Poèmes ésotériques. Message. Le marin – Fernando Pessoa

L’absence d’un dieu est aussi un dieu.


Par la plaine où ne passe aucun chemin

Le preux chevalier vient.

Il chemine, la paix dans l’âme, en plein silence,

Et Personne il ne craint.


L’abîme est ma clôture,

Être moi n’a pas de mesure

dans Poèmes ésotériques


Quelle voix se glisse dans le bruit des vagues

Qui n’est pas la voix de la mer?

C’est la voix de quelqu’un qui nous parle,

Mais qui, si nous prêtons l’oreille, se tait,

Du seul fait que nous ayons prêté l’oreille.

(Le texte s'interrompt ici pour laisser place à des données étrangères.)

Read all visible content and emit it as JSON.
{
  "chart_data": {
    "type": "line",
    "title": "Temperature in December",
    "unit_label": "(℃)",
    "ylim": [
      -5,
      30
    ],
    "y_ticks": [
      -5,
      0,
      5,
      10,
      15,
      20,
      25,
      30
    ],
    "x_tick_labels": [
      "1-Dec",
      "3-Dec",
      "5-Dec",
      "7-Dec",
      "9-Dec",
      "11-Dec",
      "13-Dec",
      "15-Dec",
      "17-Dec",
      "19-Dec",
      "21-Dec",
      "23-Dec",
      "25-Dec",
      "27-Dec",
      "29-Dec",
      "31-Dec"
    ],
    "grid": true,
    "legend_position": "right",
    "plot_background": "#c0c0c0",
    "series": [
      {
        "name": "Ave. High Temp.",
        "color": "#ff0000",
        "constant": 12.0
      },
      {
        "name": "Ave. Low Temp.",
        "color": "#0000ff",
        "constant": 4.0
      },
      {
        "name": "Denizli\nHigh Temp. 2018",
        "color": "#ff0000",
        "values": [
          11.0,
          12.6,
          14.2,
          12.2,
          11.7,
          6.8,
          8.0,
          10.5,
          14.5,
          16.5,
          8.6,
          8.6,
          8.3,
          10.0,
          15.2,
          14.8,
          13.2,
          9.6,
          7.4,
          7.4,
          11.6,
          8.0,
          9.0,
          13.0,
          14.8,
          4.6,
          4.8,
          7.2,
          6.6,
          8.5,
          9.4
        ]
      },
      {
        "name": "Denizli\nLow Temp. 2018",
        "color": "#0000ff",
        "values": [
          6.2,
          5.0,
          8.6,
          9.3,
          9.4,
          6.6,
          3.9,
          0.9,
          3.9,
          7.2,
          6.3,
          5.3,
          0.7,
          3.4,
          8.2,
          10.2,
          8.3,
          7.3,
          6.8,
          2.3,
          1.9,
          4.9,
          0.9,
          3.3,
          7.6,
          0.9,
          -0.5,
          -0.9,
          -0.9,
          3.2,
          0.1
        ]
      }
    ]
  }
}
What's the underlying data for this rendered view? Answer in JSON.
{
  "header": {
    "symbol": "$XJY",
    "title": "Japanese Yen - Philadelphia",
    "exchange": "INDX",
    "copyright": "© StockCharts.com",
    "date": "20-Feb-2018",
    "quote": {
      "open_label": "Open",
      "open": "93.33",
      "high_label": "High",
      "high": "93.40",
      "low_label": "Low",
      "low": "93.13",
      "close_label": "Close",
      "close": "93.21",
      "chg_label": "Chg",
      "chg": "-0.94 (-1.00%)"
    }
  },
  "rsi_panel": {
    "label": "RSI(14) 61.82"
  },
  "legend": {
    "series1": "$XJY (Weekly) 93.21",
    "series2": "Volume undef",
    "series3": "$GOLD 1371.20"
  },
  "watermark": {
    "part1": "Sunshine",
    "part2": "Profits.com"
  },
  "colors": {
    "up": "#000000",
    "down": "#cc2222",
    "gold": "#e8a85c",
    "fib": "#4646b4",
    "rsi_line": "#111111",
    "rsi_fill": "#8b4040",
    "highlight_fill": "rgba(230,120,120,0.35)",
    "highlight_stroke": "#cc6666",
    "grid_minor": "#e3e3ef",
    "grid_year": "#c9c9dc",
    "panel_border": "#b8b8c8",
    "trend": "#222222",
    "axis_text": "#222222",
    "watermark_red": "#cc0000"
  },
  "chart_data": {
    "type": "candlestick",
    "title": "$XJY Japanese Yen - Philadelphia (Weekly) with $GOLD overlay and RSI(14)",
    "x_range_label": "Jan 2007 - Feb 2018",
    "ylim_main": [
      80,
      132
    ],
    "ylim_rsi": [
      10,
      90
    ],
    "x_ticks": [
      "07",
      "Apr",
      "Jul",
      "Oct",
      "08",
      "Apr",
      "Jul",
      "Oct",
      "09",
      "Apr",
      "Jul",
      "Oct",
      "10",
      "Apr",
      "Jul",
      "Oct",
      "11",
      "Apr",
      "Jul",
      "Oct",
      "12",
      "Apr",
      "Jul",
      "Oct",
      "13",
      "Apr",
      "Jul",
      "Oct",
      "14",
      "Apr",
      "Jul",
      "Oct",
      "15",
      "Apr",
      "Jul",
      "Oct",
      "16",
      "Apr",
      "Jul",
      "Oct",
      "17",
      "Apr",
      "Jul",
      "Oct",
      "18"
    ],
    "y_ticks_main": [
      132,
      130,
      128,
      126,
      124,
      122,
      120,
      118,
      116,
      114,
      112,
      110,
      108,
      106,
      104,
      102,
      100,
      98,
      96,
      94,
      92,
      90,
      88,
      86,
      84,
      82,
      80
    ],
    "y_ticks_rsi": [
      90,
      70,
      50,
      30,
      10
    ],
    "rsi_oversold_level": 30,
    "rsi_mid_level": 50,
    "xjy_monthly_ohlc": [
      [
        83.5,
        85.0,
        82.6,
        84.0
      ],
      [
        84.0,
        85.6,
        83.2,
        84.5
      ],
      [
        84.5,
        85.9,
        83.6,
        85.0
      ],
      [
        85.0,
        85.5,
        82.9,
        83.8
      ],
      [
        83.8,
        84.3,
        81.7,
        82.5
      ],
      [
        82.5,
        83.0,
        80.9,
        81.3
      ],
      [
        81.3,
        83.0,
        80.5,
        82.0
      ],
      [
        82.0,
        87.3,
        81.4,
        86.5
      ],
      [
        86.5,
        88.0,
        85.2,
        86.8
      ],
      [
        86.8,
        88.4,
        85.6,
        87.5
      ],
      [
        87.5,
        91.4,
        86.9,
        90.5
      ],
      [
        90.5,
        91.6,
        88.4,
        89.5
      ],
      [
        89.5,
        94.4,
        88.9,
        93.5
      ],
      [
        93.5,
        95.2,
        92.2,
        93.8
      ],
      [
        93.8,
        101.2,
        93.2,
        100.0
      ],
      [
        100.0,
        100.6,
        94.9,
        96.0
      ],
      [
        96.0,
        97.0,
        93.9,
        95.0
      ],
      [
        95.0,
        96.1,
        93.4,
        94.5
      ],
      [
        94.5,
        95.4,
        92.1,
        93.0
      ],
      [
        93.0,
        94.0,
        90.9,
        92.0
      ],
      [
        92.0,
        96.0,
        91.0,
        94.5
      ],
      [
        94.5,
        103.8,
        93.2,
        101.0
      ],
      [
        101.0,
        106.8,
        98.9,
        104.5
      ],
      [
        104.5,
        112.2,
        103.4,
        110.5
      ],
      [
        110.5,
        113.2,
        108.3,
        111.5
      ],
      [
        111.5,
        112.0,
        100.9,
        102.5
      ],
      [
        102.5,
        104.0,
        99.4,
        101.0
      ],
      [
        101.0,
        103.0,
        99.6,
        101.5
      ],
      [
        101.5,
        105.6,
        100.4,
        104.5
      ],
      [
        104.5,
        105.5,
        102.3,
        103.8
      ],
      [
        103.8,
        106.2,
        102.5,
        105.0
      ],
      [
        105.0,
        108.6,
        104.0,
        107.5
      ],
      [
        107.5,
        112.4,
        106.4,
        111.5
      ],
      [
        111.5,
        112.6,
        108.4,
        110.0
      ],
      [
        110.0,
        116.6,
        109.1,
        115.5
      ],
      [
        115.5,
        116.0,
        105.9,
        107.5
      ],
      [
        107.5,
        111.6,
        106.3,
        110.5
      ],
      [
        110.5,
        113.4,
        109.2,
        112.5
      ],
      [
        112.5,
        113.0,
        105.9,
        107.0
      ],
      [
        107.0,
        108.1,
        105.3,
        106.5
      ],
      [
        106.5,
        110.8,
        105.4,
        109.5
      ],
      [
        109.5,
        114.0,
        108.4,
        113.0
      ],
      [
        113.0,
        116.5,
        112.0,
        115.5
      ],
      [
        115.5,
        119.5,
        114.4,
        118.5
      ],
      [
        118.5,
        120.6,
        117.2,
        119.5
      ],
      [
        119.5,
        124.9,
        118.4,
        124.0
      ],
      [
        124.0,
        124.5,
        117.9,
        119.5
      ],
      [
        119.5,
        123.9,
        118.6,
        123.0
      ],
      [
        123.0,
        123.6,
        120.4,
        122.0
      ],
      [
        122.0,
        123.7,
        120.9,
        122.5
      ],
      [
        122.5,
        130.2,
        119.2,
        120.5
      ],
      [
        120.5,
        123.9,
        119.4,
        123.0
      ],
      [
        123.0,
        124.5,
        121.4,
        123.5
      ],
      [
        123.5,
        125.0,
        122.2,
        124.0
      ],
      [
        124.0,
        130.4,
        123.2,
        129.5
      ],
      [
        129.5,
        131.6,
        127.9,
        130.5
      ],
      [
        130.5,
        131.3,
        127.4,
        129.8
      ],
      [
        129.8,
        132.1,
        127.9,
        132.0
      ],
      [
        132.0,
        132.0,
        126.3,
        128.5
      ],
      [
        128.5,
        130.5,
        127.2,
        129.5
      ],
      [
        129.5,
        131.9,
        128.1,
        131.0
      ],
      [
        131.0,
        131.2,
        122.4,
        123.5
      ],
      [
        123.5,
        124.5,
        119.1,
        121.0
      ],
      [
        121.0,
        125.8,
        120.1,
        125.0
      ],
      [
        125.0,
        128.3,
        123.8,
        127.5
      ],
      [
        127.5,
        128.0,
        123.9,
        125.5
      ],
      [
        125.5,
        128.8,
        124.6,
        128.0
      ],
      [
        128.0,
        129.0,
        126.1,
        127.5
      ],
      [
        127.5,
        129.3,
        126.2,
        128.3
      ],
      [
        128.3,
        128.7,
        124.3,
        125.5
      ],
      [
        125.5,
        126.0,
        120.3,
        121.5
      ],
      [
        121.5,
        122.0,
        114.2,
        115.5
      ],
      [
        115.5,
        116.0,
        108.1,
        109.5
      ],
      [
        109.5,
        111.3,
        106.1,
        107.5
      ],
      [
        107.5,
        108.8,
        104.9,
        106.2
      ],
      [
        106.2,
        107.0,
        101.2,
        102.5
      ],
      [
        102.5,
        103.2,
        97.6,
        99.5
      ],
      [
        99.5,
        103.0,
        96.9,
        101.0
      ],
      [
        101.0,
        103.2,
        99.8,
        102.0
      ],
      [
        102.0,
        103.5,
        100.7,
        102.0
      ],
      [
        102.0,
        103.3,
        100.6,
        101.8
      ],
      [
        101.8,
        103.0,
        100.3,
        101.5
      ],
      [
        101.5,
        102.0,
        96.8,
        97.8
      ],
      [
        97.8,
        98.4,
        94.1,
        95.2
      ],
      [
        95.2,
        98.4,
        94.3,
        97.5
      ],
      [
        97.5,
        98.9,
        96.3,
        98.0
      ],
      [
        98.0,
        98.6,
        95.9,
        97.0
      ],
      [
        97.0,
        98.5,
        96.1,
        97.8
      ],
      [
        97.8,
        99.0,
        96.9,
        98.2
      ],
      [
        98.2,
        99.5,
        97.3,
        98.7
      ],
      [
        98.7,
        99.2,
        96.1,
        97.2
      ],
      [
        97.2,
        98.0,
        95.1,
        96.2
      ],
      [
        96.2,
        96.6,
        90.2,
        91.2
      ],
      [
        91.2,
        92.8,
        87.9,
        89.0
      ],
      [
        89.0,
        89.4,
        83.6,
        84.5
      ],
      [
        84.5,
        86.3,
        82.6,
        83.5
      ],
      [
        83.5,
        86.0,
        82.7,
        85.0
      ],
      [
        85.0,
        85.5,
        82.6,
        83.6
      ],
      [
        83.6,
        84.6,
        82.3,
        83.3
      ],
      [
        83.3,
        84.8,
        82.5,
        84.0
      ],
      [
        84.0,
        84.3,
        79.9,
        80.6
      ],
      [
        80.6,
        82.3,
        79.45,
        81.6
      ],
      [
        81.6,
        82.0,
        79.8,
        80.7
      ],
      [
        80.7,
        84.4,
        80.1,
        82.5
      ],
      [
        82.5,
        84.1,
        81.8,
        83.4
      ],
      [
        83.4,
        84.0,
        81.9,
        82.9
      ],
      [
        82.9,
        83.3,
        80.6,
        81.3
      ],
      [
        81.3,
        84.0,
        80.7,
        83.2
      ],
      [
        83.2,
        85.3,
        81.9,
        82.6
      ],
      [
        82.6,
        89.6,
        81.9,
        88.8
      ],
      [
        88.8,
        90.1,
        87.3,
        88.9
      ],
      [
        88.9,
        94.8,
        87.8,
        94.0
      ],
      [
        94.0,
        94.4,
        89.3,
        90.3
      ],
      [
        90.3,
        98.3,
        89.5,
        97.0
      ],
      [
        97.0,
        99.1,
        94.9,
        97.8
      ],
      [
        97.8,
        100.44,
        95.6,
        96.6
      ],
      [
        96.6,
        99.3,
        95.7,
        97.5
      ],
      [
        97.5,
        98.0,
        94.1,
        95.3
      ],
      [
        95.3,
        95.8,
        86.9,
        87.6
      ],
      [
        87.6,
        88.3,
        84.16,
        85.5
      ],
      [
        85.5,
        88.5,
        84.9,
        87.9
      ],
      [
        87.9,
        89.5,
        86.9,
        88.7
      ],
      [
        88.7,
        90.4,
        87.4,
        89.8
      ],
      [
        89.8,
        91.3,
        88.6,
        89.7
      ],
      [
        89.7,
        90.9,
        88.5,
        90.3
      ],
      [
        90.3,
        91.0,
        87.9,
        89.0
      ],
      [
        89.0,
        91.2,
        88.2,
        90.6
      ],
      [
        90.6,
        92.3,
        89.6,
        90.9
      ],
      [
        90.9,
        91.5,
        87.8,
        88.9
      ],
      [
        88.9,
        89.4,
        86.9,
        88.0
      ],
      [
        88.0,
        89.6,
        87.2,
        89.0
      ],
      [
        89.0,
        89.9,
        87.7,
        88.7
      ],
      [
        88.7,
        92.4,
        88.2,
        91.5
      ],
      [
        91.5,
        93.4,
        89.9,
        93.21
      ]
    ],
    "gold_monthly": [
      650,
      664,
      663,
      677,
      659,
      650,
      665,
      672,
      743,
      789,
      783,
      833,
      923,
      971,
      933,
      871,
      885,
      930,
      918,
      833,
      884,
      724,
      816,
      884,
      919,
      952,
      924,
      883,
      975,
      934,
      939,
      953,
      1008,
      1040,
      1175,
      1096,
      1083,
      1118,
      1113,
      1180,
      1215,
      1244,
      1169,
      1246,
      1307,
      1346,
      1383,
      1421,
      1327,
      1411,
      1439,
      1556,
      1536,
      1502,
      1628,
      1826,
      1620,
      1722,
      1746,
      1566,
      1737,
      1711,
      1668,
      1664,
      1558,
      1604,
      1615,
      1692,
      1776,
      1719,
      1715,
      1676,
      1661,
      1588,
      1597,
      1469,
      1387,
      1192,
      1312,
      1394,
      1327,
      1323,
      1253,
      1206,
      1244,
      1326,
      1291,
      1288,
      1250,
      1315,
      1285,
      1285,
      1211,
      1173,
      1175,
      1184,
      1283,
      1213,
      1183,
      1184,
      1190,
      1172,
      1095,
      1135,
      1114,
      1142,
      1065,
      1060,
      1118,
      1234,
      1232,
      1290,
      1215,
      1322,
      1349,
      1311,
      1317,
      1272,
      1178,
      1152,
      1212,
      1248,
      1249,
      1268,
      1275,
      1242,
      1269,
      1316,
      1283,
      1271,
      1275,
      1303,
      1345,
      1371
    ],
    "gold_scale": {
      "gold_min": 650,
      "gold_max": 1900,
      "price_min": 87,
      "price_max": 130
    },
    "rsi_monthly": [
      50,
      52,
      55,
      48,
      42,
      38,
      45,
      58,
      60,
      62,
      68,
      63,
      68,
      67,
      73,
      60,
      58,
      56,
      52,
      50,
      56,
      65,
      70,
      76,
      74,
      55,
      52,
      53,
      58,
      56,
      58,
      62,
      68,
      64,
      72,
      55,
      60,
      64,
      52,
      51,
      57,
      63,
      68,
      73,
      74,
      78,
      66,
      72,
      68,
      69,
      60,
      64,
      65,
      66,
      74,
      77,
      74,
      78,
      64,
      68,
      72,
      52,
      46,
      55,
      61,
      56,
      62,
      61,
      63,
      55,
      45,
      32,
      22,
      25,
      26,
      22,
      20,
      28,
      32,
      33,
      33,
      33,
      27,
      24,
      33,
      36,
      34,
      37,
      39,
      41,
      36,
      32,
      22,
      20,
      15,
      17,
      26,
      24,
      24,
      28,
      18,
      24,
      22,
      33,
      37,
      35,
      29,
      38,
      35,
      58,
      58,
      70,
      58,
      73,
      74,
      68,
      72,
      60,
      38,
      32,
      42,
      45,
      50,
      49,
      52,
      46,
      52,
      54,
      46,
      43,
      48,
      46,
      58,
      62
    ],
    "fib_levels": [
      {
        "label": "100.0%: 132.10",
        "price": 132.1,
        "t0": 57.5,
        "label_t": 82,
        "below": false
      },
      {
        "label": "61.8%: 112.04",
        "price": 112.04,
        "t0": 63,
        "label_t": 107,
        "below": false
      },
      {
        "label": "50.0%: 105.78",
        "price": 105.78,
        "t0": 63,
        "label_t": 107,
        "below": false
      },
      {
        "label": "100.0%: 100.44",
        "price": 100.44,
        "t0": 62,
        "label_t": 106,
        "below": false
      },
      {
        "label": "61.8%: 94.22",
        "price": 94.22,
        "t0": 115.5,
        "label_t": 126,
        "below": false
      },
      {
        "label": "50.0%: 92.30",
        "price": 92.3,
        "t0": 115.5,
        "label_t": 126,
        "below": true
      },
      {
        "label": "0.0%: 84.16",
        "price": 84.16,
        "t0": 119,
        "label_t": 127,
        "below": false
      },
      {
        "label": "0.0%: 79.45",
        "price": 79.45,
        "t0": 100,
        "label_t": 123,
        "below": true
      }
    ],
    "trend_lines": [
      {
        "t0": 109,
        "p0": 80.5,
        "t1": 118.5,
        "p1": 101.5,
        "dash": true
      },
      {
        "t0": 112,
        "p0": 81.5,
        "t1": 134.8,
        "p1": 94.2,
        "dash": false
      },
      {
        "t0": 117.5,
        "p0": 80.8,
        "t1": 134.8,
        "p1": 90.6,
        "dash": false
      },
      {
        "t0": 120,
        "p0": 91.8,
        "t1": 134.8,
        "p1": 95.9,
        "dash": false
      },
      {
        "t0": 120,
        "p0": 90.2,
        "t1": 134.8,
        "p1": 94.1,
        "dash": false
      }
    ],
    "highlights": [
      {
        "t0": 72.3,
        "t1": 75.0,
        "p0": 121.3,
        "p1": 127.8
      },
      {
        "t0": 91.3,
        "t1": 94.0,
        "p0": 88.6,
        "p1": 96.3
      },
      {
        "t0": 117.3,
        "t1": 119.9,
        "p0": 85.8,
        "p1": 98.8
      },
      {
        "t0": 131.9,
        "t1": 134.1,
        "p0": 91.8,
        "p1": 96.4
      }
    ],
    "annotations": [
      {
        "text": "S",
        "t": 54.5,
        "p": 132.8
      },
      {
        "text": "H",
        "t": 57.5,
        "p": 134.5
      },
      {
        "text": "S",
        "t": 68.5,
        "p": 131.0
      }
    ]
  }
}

Et c’est seulement si, dans un demi-sommeil,

Sans la moindre conscience d’entendre nous entendons,

Qu’elle nous vient alors murmurer l’espérance

A laquelle, tel un enfant

Qui dort, tout en dormant nous sourions.

Ce sont des îles fortunées,

Ce sont des terres de nulle part,

Où séjourne le Roi dans l’attente.

Mais, si nous commençons à nous réveiller,

La voix se tait, il n’y a que la mer.

Les îles fortunées, dans Message


TROISIÈME VEILLEUSE : Cela me fait horreur, de penser que dans quelques instants, je vous aurai dit ce que maintenant je vais vous dire. Mes paroles, à peine prononcées, appartiendront au passé et se tiendront hors de moi, je ne sais où, rigides et fatidiques… je parle et j’y pense dans ma gorge; mes paroles semblent être des êtres humains… Mon effroi me dépasse de toutes parts. Je me sens dans ma main, je ne sais comment, la clef d’une porte inconnue. C’est comme si j’étais tout entière une amulette, un reposoir ayant conscience de lui-même. C’est pour cela que je m’effraye d’aller, comme par une forêt obscure, à travers le mystère de la parole… Et, en fait, qui sait si je suis bien ainsi, et si c’est cela que j’éprouve?

(…)

DEUXIÈME VEILLEUSE : On ne doit pas trop parler… La vie nous guette sans relâche… Toute heure est maternelle pour le rêve, mais il vaut mieux l’ignorer… Quand je parle trop, je me sépare de moi-même, et je m’entends alors parler. Je m’apitoie sur moi-même, et je sens mon cœur trop intensément; j’ai envie de le prendre dans mes bras pour le bercer comme un enfant… Regardez : l’horizon a pâli. Le jour ne doit plus tarder… Dois-je vraiment vous parler encore de mon rêve?

(…)

PREMIÈRE VEILLEUSE : Ne parlons plus. Pour ma part, votre effort pour parler me fatigue… Je souffre de l’intervalle entre ce que vous dites et ce que vous pensez. Ma conscience surnage à la surface de la somnolence effrayée de mes sens sur ma peau… Je ne sais pas ce que c’est, mais c’est ce que je ressens… J’éprouve le besoin de prononcer des phrases confuses, un peu trop longues, difficiles à dire… Ne sentez-vous pas tout cela en vous, comme si une énorme araignée tissait, d’une âme à l’autre, une toile noire qui nous retiendrait prisonnières?